The most dangerous zone is the middle one. A model near the edge of its capability for a task will give you brilliant output sometimes and garbage other times. Single-run benchmarks can't detect this. You need multiple passes with stability tracking to see it.

This is why consistency metrics matter as much as accuracy. A model that scores 75% with perfect stability is often more valuable in production than one that scores 82% but fluctuates wildly.

Models regress silently

Another pattern that doesn't get enough attention: capability drift.

I've observed models regress on tasks even when the model name stays the same and prompts remain unchanged. A model scores 82% in January, you retest in March, it scores 71%. Same API endpoint. Same prompt. Different results.

Possible causes: alignment layer adjustments, silent model updates, decoding policy changes, backend routing changes. The providers don't announce these. Most developers never detect it because they don't run controlled evaluations on a schedule.

This is why I treat benchmark results as perishable data. If you're routing production traffic based on an evaluation you ran three months ago, you might already be misrouting.

The prompt that generates the benchmark can fail the benchmark

One of the more interesting things I've noticed: when a model generates evaluation prompts and expected answers, it doesn't necessarily perform well on those tasks itself.

A model can write a perfectly valid classification test with correct expected labels, then fail that exact test when evaluated.

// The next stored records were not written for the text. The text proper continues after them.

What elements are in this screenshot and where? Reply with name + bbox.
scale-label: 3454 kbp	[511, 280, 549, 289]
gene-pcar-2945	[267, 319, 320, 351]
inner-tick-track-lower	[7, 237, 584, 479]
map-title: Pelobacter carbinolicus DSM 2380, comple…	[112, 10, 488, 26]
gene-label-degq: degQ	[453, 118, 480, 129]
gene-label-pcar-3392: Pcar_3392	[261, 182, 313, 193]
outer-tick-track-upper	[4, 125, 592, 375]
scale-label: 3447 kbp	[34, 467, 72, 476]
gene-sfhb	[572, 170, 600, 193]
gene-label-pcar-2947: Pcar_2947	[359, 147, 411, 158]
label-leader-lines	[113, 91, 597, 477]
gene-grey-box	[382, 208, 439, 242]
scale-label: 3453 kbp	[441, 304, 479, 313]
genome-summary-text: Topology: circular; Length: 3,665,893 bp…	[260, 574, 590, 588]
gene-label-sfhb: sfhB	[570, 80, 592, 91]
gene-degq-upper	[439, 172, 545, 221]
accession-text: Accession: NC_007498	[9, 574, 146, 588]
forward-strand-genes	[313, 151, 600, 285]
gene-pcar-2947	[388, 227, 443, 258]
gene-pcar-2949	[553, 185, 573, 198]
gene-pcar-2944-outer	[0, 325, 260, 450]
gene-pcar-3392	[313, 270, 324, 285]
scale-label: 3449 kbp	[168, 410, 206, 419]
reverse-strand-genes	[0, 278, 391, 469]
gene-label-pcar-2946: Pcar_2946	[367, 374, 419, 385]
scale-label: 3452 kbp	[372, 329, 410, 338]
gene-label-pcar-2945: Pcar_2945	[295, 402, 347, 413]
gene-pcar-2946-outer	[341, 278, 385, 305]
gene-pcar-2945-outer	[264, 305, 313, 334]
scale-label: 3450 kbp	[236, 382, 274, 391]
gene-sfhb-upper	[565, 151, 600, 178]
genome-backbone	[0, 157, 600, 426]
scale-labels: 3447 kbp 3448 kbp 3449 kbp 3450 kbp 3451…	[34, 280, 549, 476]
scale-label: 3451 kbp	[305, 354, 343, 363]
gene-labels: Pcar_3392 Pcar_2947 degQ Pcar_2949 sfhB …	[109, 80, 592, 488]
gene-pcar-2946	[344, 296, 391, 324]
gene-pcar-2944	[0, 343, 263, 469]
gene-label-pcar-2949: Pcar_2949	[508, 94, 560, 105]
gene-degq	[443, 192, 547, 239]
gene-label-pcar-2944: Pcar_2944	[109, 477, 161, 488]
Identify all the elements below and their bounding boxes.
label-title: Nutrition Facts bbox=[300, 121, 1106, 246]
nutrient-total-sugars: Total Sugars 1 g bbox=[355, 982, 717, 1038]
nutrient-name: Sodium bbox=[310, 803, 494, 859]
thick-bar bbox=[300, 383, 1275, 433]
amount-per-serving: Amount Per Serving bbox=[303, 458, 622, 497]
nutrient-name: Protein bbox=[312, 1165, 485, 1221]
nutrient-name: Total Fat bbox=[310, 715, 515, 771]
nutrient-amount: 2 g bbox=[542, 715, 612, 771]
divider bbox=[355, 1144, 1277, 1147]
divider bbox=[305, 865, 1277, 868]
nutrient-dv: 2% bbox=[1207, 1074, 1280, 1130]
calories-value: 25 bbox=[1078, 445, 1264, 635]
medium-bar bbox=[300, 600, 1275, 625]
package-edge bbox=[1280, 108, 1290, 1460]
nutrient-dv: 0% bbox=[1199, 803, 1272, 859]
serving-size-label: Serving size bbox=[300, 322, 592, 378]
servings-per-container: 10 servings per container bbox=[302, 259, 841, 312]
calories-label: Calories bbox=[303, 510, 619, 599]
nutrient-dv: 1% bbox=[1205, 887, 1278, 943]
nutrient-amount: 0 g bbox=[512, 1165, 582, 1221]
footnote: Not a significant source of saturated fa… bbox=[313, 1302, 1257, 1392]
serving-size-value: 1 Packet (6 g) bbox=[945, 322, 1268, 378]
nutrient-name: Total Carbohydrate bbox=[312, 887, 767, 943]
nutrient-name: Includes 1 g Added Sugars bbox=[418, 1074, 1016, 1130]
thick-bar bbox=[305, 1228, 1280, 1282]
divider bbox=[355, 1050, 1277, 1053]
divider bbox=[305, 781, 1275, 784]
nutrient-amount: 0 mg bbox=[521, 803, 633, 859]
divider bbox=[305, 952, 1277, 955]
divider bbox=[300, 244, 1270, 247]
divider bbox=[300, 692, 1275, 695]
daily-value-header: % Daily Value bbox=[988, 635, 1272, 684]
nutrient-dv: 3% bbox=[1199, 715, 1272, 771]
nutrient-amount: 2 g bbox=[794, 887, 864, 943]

The asymmetry between generating instructions and following them is real, and it means you can't trust a model to evaluate itself.

The real question

The AI industry is obsessed with: "Which model is best?"

After a year of benchmarking, I'm convinced this is the wrong question.

The right question is: "Which model is best for this specific task, with this specific prompt structure, in this specific workflow?"

That question can only be answered by benchmarking the workflow, not the model.

Static leaderboards answer the first question. Custom, task-specific, repeatable benchmarking answers the second. The gap between these two approaches is where most teams are silently overpaying, underperforming, or both.

Bio: Marc Kean Paker is the founder of OpenMark, an AI model benchmarking platform for deterministic, cost-aware model selection across 100+ models.